Iceland … Sounds cold doesn’t it! 

   First things first! Iceland, it sounds cold doesn’t it; well that’s what we thought.  We visited every outdoor shop going, gloves, hat, jacket, hand warmers, feet warmers and anything thermal had been considered.  We didn’t realize how wrong we could have been, even though we had checked all weather sources via the internet and found the average temperature for Iceland to be between 4° to 5° degree colder than our own climate.  We never thought we would be standing on a glacier in just shorts, open toed sandals and T-shirt, nor did we think we would be coming back to England with a suntan *laughing*.

 Trunks on! 

   From the very first moment we arrived at Keflavik airport and met our tour guide, it was all go. The pace didn’t allow much personal time, which would defiantly be our biggest criticism.  Before we even got into the minibus, we were rummaging through suitcases for our swimwear in an open car park.    After traveling across, what could best be described as the surface of the Moon, which we later found this to be extinct lava fields, where the moss takes one hundred years to grow; we arrived at the Blue Lagoon.    

We visited five different geothermal pools during our entire stay, all varied in range and temperature, the hottest being over 41°.

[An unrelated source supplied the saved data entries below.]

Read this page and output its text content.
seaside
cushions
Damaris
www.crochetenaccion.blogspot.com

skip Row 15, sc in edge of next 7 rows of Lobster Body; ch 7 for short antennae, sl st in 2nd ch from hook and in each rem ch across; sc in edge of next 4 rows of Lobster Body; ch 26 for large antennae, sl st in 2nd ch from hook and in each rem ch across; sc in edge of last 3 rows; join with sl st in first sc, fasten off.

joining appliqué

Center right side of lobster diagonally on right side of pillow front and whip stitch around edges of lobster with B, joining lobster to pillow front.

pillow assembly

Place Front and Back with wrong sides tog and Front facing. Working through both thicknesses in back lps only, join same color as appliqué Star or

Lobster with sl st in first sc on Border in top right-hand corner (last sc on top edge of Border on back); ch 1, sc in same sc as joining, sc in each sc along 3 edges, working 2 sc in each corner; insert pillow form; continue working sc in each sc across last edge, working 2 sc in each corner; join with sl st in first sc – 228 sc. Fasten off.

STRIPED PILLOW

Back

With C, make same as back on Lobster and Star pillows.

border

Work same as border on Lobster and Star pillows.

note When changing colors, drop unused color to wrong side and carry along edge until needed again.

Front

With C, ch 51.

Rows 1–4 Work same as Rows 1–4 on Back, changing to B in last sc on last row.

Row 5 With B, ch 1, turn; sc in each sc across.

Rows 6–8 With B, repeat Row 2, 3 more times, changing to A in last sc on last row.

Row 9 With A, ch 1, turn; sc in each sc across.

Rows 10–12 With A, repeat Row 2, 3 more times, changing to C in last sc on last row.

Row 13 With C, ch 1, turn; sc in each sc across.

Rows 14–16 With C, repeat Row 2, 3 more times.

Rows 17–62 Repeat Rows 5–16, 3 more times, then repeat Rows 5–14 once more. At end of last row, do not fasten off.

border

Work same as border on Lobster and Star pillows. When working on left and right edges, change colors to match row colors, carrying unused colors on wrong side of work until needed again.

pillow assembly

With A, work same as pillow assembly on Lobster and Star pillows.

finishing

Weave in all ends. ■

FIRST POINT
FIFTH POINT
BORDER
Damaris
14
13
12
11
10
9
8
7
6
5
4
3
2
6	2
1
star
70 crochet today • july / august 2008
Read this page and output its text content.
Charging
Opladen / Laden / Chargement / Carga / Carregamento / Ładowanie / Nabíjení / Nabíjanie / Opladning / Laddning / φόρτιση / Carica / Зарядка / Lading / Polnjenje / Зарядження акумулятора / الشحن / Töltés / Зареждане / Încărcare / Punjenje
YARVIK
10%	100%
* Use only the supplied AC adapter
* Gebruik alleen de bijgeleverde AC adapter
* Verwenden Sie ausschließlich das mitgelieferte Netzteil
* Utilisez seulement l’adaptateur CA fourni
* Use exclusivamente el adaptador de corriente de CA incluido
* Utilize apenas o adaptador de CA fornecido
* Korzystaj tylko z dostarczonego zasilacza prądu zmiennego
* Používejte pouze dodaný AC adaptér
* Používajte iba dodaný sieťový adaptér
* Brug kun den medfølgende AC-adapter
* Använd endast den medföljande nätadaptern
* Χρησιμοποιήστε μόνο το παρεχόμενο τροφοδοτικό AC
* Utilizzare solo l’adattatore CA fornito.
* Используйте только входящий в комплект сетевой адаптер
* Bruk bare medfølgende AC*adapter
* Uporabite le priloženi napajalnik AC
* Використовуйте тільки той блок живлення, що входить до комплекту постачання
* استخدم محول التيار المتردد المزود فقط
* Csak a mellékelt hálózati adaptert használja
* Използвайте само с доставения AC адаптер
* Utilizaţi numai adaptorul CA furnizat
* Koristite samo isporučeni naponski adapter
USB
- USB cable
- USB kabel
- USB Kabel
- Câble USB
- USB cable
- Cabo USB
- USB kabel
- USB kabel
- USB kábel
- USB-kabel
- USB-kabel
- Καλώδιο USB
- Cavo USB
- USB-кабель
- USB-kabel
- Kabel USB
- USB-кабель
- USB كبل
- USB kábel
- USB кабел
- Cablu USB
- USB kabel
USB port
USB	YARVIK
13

   The Blue Lagoon was an experience that needs to be repeated.  This hot milky pool touched all the senses to leave you refreshed in a youthful toning way, where passion equaled the few couples we saw in a fruitful embrace.  Many a’ new hairstyle was achieved with the silky mud pack, whilst listening to the whistling hiss of steam rising between hot stones.  After a good long soak, you waded out with silica mud still behind your ears to a cool, crisp shower and a sachet of moisturizer.        

 

Accommodation 

Our accommodation ranged from motel style chalets to attic rooms with wood cladding and the coziness of a double bed.   Many of the rooms, had single beds, all with single quilts and bedding, many of the double rooms also had single beds. The double rooms with double beds would also have single quilts and/or bedding times two.  This may seem strange to us, but the Icelandic people can’t understand why anybody would want to share their bedding.

Some of these rooms lacked any form of curtains, considering the average night time in July was only 3hrs of darkness, so a good eye mask came into play.  Overall we were comfortable and enjoyed our stay in every room; at one motel it seemed strange to be sleeping, whilst some members of our group, were playing golf on the course right outside of our window at 0100hrs in the morning.

   The water comes direct from its geothermal source.  When the hot tap is run, it can be extremely hot or when the cold tap is run, that can be bitterly cold.  In some of the places that we stayed, the water had an odour of rotten eggs about it, it was perfectly safe to drink, wash or shower, but the sulphur gave rise to a slight twang to the nostrils.    

 The Terrain 

We were prepared with strong hiking boots, good thick walking socks and telescopic sticks, but walking on extinct lava fields was harsh on the feet.   All the hikes/walks that I did started on flat grassy meadows, which after a short distance became course, jagged lava fields.  Not being a native, who seem to be goat from the waist down, I found that 99% of my walks/hikes were spent with my eyes down and not absorbing the tranquil surroundings.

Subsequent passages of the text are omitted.